In the Beijing study, researchers tested about 50 donated IVF embryos, but they also ran a thousand more experiments using so-called blastoids. The latter are mimics of early-stage human embryos manufactured from stem cells. Blastoids are easy to make in large numbers and, since they aren’t true embryos, don’t have as many ethical rules on their use.
“The question was, if we have these blastoids, what can we use them for?” says Leqian Yu, the senior author of the report from the Beijing Institute. “The obvious next step was implantation. So how do you do that?”
For the Beijing team, the answer was to build a soft silicone chamber with tiny channels to add nutrients and a space to grow the uterine organoid. After that, blastoids—or real embryos—could be introduced through a window in the device, so the “pregnancy” could start.
“The key question we want to try to answer is what is the first cross-talk between embryo and mother,” says Yu. “I think this is maybe the first time we can see the entire process.”
Medical applications
This isn’t the first time researchers have tried using organoids for this kind of research. At least two startup companies have raised funds to commercialize similar systems—in some cases presenting the organoids as a tool to predict IVF success. In addition to Dawn Bio, a startup based in Vienna, there is Simbryo Technologies, in Houston, which last month said it would begin offering “personalized” predictions for IVF patients using blastoids and endometrial organoids.
To do that test, doctors will take a biopsy of a patient’s uterine lining and grow organoids from it. After that, blastoids will be added to the organoids to gauge whether a woman is likely to be able to support a pregnancy or not. If the blastoids don’t start to implant, it could mean the patient’s uterus isn’t receptive and is the reason IVF isn’t working.
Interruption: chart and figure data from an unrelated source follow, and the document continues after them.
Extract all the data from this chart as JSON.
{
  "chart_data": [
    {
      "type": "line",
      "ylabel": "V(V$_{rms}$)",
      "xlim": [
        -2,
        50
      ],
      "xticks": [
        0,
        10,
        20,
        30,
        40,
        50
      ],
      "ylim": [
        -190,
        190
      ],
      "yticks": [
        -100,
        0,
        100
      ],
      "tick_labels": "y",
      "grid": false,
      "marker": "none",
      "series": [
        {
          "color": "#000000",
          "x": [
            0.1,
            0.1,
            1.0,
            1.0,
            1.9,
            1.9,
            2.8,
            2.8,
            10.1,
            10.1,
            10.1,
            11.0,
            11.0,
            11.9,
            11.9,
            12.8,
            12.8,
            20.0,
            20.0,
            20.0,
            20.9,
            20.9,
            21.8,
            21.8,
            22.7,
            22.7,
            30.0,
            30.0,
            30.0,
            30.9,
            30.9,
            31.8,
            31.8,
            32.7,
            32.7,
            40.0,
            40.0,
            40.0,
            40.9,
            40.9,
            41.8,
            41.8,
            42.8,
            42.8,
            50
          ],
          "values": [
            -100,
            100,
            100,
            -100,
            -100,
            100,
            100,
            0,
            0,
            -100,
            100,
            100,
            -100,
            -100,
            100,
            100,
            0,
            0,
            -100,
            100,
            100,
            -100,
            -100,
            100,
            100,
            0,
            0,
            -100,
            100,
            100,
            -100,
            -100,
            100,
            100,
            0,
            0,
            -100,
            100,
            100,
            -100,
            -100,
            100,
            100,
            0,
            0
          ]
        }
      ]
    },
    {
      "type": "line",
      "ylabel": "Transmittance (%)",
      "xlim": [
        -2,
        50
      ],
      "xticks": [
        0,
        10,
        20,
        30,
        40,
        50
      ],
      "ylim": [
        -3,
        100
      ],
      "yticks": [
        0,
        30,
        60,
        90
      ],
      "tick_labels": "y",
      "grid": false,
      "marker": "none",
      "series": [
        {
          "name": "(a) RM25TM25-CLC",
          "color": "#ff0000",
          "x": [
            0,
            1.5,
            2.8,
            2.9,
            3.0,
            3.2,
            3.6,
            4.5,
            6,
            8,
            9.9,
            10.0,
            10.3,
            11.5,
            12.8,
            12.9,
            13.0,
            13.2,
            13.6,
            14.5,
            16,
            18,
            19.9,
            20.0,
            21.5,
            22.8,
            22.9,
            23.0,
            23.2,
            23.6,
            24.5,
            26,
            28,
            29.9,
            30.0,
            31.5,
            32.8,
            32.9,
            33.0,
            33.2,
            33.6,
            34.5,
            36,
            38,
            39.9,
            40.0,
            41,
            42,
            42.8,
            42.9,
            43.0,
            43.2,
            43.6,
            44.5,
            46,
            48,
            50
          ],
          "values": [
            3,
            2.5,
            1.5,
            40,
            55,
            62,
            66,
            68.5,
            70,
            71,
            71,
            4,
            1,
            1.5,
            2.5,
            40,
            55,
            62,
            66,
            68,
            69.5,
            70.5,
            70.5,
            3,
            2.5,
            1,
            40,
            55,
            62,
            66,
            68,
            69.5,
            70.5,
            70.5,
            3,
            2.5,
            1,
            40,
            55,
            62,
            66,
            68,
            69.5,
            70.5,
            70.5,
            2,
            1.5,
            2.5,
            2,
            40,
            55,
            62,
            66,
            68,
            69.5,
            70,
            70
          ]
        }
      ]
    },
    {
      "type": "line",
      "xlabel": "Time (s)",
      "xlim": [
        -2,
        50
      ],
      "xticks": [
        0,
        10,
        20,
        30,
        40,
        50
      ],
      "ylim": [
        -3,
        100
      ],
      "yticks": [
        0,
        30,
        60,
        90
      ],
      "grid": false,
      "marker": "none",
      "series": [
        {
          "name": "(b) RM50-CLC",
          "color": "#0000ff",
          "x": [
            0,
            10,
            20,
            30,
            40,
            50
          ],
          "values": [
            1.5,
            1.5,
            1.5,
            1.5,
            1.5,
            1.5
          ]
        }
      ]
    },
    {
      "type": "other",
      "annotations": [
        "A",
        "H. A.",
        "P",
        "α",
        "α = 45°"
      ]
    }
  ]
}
The Beijing team thinks the pregnancy organoids could also be used to identify drugs that might help those patients. In their paper, they describe how they made organoids out of tissue taken from women who’ve had repeated IVF failures. Then they tested 1,119 approved drugs on those samples to see if anything improved.
Several seemed to have helpful effects. One chemical, avobenzone, an ingredient in some types of sunblock, increased the chance that a blastoid would start implanting from just 5% of the time to around 25% of the time. Yu says his center hopes to eventually start a clinical trial if they can find the right drug to try.
Artificial womb?
The Beijing group is working on ways to improve the organoid system so that it’s even more realistic. Right now, it lacks important cell types, including immune cells and a blood supply. Yu says a next step he’s working on is to add blood vessels and tiny pumps to his chip device, so that he can give the organoids a kind of rudimentary circulation.
This means that in the near future, blastoids or embryos could likely be grown longer, raising questions about how far scientists will be able to take pregnancy in the lab. “I think this technology does raise the possibility of growing things longer,” says Wu, who says some view the research as an initial step toward creating babies entirely outside the body.
However, Wu says incubating a human to term in the laboratory remains impossible, for the time being. “This technology is certainly related to ectogenesis, or development outside the body,” he says. “But I don’t think it’s anywhere near an artificial womb. That’s still science fiction.”